The dopamine receptor antagonists SCH 23390 and spiperone show highly selective in vitro affinity for D-1 and D-2 dopamine receptor subtypes, respectively. We studied the effects of these selective antagonists on the supersensitive locomotor response to apomorphine in rats following 6- hydroxydopamine (6OHDA) lesions of the nucleus accumbens (N. Acc.). Both D-1 and D-2 receptor antagonists produced dose-dependent blockade of the supersensitive locomotor response at doses that did not depress baseline locomotor activity. The behavioral properties of these D-1 and D-2 receptor antagonists were further examined using a simple step-down motor task. Both antagonists produced catalepsy as evidenced by dose-dependent increases in step- down latency. These results indicate that drugs with distinct in vitro dopamine binding affinities cannot be distinguished on the basis of their ability to inhibit supersensitive locomotor activity or simple motor tasks in rats in vivo.

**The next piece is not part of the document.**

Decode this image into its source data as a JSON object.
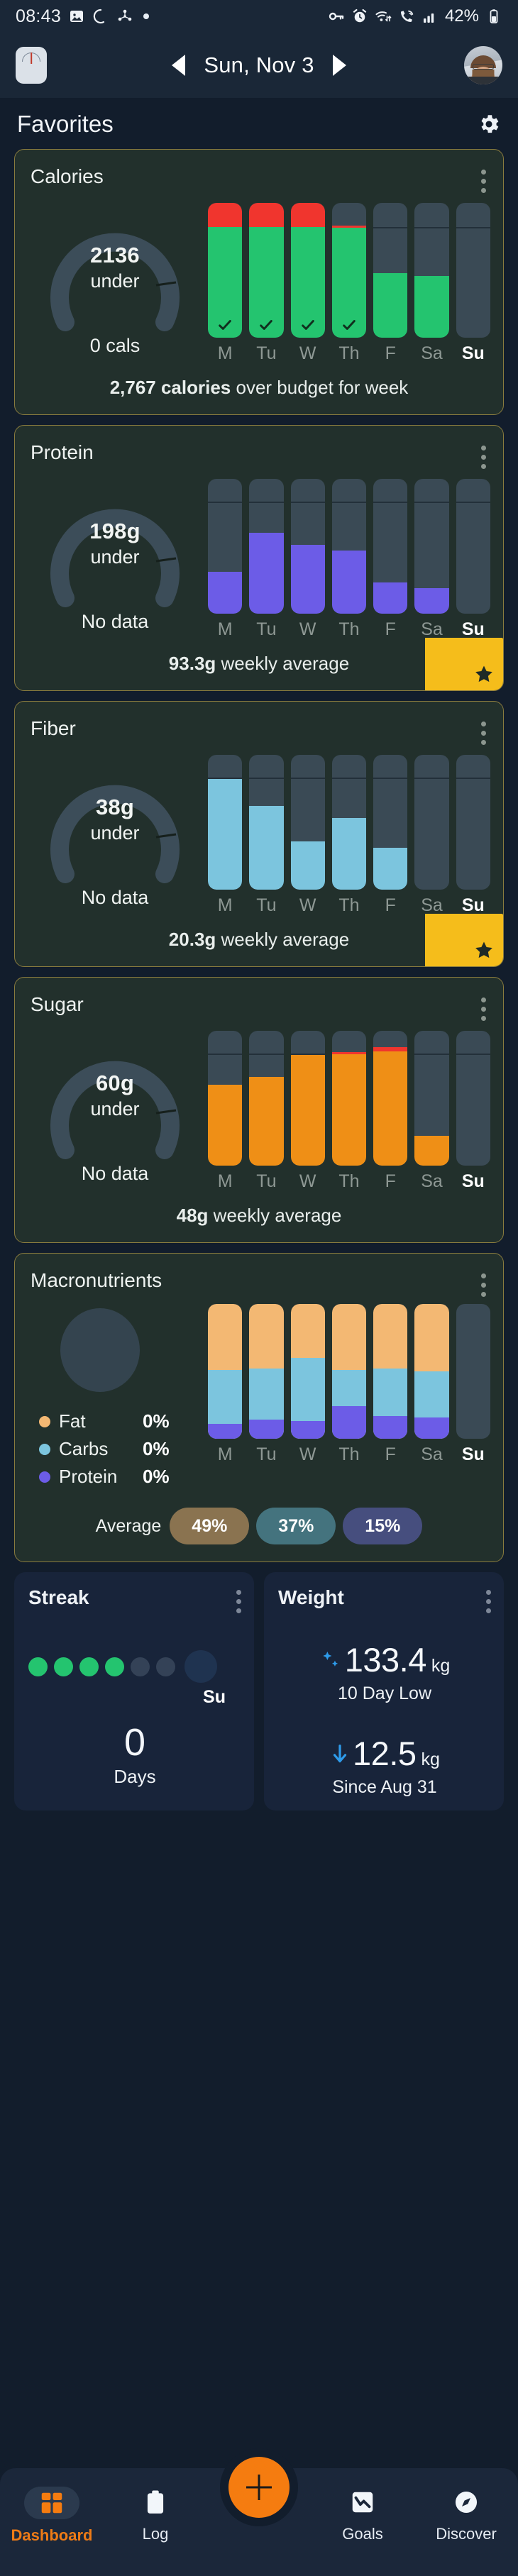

多巴胺受体拮抗剂SCH 23390和螺哌隆分别对D-1和D-2多巴胺受体亚型表现出高度选择性的体外亲和力。我们研究了这些选择性拮抗剂对伏隔核经6-羟基多巴胺(6OHDA)损伤的大鼠对阿扑吗啡超敏运动反应的影响。D-1和D-2受体拮抗剂在不降低基础运动活性的剂量下均产生了剂量依赖性的超敏运动反应阻断作用。使用简单的阶梯式下降运动任务进一步研究了这些D-1和D-2受体拮抗剂的行为特性。两种拮抗剂均产生了僵住症,阶梯式下降潜伏期的剂量依赖性增加证明了这一点。这些结果表明,具有不同体外多巴胺结合亲和力的药物不能根据其在体内抑制大鼠超敏运动活性或简单运动任务的能力来区分。